I am a worrier. I always have been. As a child I would get stomach aches from so much worry. If at any point I am not worried, I start worrying that there’s something I have forgotten to be worried about.
Pregnancy has multiplied this by about ten thousand. I am worried that I will not be ready with all the things before the baby comes. I am worried about health problems, and also about being one of those parents who always thinks there’s something wrong when there isn’t. I am worried about premature birth, c-sections, episiotomies and drugs. I am worried I won’t love my baby enough. I am worried i will love him too much and neglect Boyfriend. I am worried about not working for 9 months and going even more insane. I am worried that I will somehow not be paid maternity allowance and that we will all have to live on toothpaste and carpet lint. I am worried that we won’t find a new place on time, or that the flat I have found and like will be too expensive for us. I am worried that I am not responsible enough to handle a baby and will forget basic things like which way up they go. I am worried that I’m not doing enough to prepare, but I am worried about doing too much in case I jinx myself. I am worried I don’t work hard enough now, that I’m lazy and that other people will look down on me for being lazy. I am worried that how tired and overwhelmed I feel right now is not normal and that I am just being overdramatic, and should just shut up about it.
It is enough to make me want to go to bed and not come out again for about 18 years. By that time the baby will be grown up (somehow) and I would have at least one less thing to worry about.

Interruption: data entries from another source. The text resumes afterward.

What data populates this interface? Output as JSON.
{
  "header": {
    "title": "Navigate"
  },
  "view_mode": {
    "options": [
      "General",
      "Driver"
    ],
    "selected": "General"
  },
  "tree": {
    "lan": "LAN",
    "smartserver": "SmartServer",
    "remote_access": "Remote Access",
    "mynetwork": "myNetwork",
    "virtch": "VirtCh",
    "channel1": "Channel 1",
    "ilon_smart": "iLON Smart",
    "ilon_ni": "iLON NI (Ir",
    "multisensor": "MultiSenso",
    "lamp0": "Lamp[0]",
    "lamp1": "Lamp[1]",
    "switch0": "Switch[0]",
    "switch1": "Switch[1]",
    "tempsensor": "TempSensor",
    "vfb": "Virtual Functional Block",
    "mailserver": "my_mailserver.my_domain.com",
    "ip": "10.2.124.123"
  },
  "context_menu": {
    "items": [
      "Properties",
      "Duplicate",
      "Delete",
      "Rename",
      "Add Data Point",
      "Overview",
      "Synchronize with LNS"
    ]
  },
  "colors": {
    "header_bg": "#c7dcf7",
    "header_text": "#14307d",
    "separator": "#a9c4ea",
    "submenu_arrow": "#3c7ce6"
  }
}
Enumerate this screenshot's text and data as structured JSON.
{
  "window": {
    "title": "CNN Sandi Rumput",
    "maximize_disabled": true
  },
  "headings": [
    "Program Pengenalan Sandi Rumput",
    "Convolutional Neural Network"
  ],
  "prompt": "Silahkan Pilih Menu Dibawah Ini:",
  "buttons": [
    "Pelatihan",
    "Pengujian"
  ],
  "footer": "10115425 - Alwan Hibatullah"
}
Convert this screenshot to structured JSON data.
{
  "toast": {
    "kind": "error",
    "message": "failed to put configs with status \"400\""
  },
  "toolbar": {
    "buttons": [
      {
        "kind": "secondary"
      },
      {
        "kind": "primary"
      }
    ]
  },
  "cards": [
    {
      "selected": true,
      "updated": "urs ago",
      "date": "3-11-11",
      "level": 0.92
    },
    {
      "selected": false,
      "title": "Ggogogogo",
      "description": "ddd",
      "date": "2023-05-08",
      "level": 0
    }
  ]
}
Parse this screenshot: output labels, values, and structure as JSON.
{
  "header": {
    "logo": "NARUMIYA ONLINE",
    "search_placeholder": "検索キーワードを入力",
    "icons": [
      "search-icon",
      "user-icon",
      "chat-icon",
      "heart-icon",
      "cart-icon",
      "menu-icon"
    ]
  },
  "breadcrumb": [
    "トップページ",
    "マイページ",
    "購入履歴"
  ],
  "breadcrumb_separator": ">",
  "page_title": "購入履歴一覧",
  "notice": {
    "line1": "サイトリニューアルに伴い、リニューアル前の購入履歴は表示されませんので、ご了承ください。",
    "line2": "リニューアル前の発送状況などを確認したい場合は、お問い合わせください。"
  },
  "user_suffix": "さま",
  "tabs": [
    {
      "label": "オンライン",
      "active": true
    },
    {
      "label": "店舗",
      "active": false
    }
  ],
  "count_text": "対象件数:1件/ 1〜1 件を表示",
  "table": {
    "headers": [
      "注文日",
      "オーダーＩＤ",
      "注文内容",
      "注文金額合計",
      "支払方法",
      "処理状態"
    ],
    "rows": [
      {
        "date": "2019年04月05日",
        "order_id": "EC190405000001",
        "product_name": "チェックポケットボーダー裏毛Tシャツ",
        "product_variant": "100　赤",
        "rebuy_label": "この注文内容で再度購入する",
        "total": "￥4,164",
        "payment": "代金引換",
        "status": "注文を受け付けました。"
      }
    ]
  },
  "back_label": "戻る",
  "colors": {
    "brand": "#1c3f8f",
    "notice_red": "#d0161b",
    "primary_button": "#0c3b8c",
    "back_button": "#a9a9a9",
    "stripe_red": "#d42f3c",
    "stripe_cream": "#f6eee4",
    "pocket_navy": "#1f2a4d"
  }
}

But, I can’t do that. I have to get up most days like a normal person and go to work or make phone calls or Organise My Life without having a nervous breakdown. And all I can do is keep reminding myself that I am at least fairly capable and do a lot more than many people, although not as much as some but that’s inevitable. I remind myself that in my second trimester I held down two stressful jobs and worked ridiculous hours. I tell myself that no matter how impossible it seems, we do have enough money for a nice house and enough food and a certain number of nice things. I try to think about the fact that for every day I’ve spent crying into jugs of Angel Delight about sad adverts, I’ve probably spent at least five being a competent and contributing member of society.
It doesn’t make the terror go away. Sometimes only lying face down and crying it out does that. But that’s OK. I’m learning to express my fears to other people and so offload a small part of the massive tangled knot of anxiety and stress that was once in my stomach, but Bellydweller has pushed up into the middle of my ribcage.
I have begun making lists of the things that worry me the most, and then opposing lists of the things which offset them. For example – being at home for almost a year, alone, with someone entirely reliant on me for survival, means that I will also have the time to do a whole lot of fun stuff – I can go on trips to the beach, to museums, and parks that I wouldn’t go to alone. Although Boyfriend will be working, we’ll at least get to spend time together on all his days off – no more horrible conflicting work schedules.
I’m thinking about all the adventures we can have in places I haven’t been before, and the things I’ll be able to teach him, and watching him and Boyfriend together. And I think it’ll be OK.